Thickness of colorectal submucosal (SM) layer in resected specimens: Is more better?

Endoscopic submucosal dissection (ESD) and endoscopic mucosal resection (EMR) are two methods for resection of gastrointestinal neoplasias. With ESD, neoplasias can be resected in one piece (en bloc), enabling the R0 and curative resection of lesions. EMR, on the other hand, is technically easier and faster but is usually performed in a piece-meal fashion 1 .

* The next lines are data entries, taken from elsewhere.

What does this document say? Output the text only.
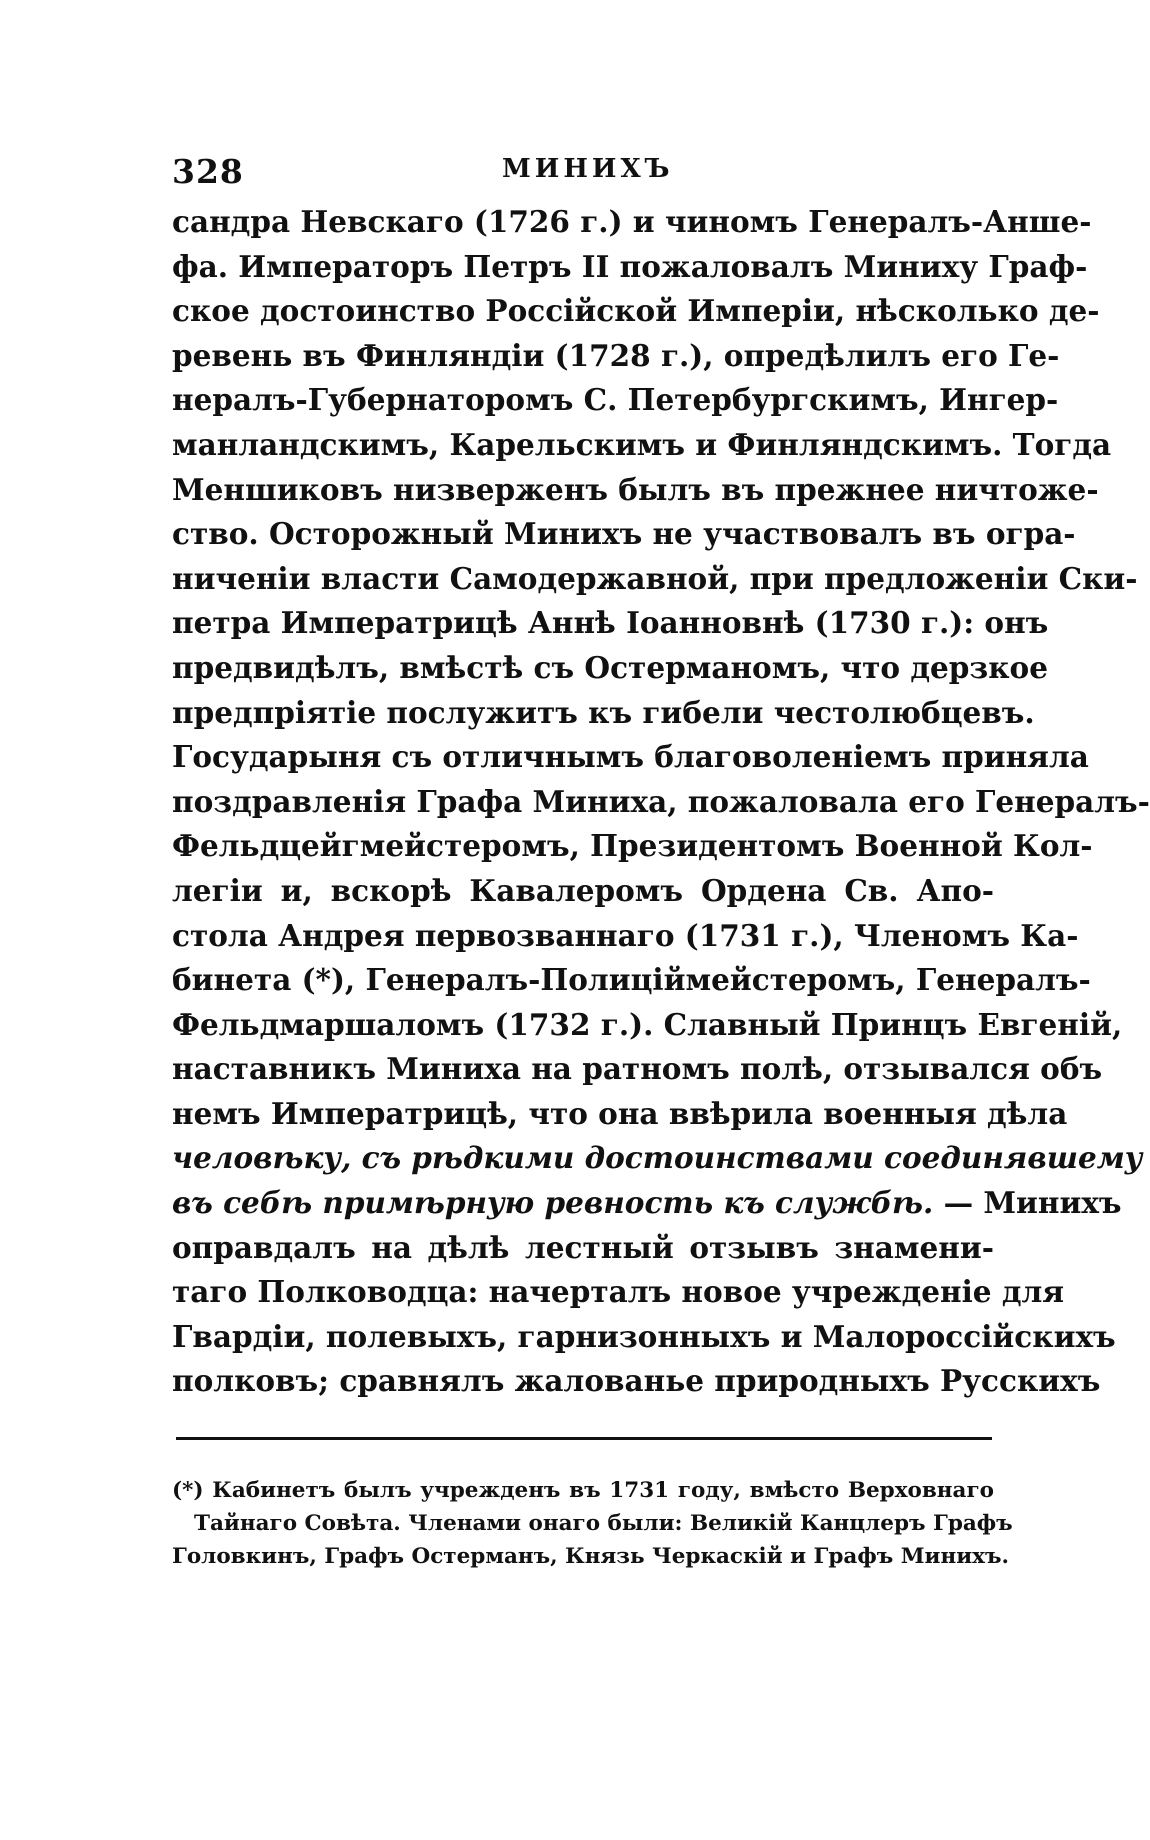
328	МИНИХЪ
сандра Невскаго (1726 г.) и чиномъ Генералъ-Аншe-
фа. Императоръ Петръ II пожаловалъ Миниху Граф-
ское достоинство Россійской Имперіи, нѣсколько де-
ревень въ Финляндіи (1728 г.), опредѣлилъ его Ге-
нералъ-Губернаторомъ С. Петербургскимъ, Ингер-
манландскимъ, Карельскимъ и Финляндскимъ. Тогда
Меншиковъ низверженъ былъ въ прежнее ничтоже-
ство. Осторожный Минихъ не участвовалъ въ огра-
ниченіи власти Самодержавной, при предложеніи Ски-
петра Императрицѣ Аннѣ Іоанновнѣ (1730 г.): онъ
предвидѣлъ, вмѣстѣ съ Остерманомъ, что дерзкое
предпріятіе послужитъ къ гибели честолюбцевъ.
Государыня съ отличнымъ благоволеніемъ приняла
поздравленія Графа Миниха, пожаловала его Генералъ-
Фельдцейгмейстеромъ, Президентомъ Военной Кол-
легіи и, вскорѣ Кавалеромъ Ордена Св. Апо-
стола Андрея первозваннаго (1731 г.), Членомъ Ка-
бинета (*), Генералъ-Полицiймейстеромъ, Генералъ-
Фельдмаршаломъ (1732 г.). Славный Принцъ Евгеній,
наставникъ Миниха на ратномъ полѣ, отзывался объ
немъ Императрицѣ, что она ввѣрила военныя дѣла
человѣку, съ рѣдкими достоинствами соединявшему
въ себѣ примѣрную ревность къ службѣ. — Минихъ
оправдалъ на дѣлѣ лестный отзывъ знамени-
таго Полководца: начерталъ новое учрежденіе для
Гвардіи, полевыхъ, гарнизонныхъ и Малороссійскихъ
полковъ; сравнялъ жалованье природныхъ Русскихъ
(*) Кабинетъ былъ учрежденъ въ 1731 году, вмѣсто Верховнаго
Тайнаго Совѣта. Членами онаго были: Великій Канцлеръ Графъ
Головкинъ, Графъ Остерманъ, Князь Черкаскій и Графъ Минихъ.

Irrespective of the resection modality, the quality of the specimen remains crucial for correct histopathological assessment, especially in lesions with submucosal (SM) invasive cancer. Due to the resection of one-piece specimens, it seems obvious that ESD will lead to higher-quality histopathological assessment than piecemeal EMR. ESD achieves negative horizontal and vertical margins, which are a prerequisite for curative resection of T1 cancers that fulfill the low-risk criteria 2 .

T1 cancer is defined as high-risk when the SM invasion depth exceeds 1000 µm, and there is evidence of lymphatic or blood vessel infiltration as well as tumor budding. The proper description of these criteria may depend not just on resection of the target lesion in one piece, but also on the quality and quantity of SM tissue liberated along with the tumor.

In this paper by Clees et al., an exciting concept of quantifying the amount of SM tissue within a resected specimen with a particular focus on comparing EMR and ESD is proposed. Clees et al. retrospectively analyzed suitable tissue sections from six ESD and six EMR specimens from the right colon. The SM thickness was measured as the perpendicular distance from the muscularis mucosae to the vertical resection margin. Furthermore, the ratio of SM area ≥ 1000 µm relative to the total SM area was quantified, with the notion that more SM tissue deeper than 1000 µm will lead to higher-quality histopathological judgment of the high-risk criteria described previously, especially regarding the invasion depth.

Interestingly, the thickness of the SM layer was more significant in the EMR than in the ESD specimens. This result seems counterintuitive, even to the authors. Instinctively, endoscopists may suspect that the longer procedure times for ESD or use of more viscous solutions in EMR may have led to thicker SM layers in EMR; however, the authors explain that specimens are dehydrated during pre-embedding and before paraffin fixation. One possible explanation for the difference in SM thickness offered by Clees et al. is that most lesions were not suspicious for SM invasive cancer, thereby influencing the operator to direct the dissection plane closer to the mucosal layer. And for EMR, the cutting plane may reach closer to the muscle layer during snare resection, thereby producing more SM tissue. These points may go a long way to show that correct preinterventional diagnosis is crucial before an EMR or ESD procedure is performed.

The study's retrospective nature may have led to some limitations. These include the single operator, the low number of specimens included, the difficulty of specimen matching, and the quality of routine specimens. This notwithstanding, Clees et al. must be commended for embarking on this novel study. The concept of tumor volumetry or the correlation between SM tissue volume and histopathological diagnosis may have the potential to improve the quality of endoscopic diagnosis and treatment. Especially in lesions suspicious for SM invasive cancer, ESD experts encourage a cutting plane close to the muscle layer to avoid the rich vasculature of the mucosal or surface SM layer and also to enable more correct diagnosis of the invasion depth 3 .

The decisive question raised by this study may not be the comparison between ESD and EMR alone, but finally, what amount of SM tissue is necessary to optimize histopathological diagnosis. Is "the more, the better "? Does the SM thickness matter for all lesions, or is it relevant only for lesions suspicious for SM invasive cancer? The endoscopy community looks forward to exciting results on this topic from prospective, interdisciplinary trials.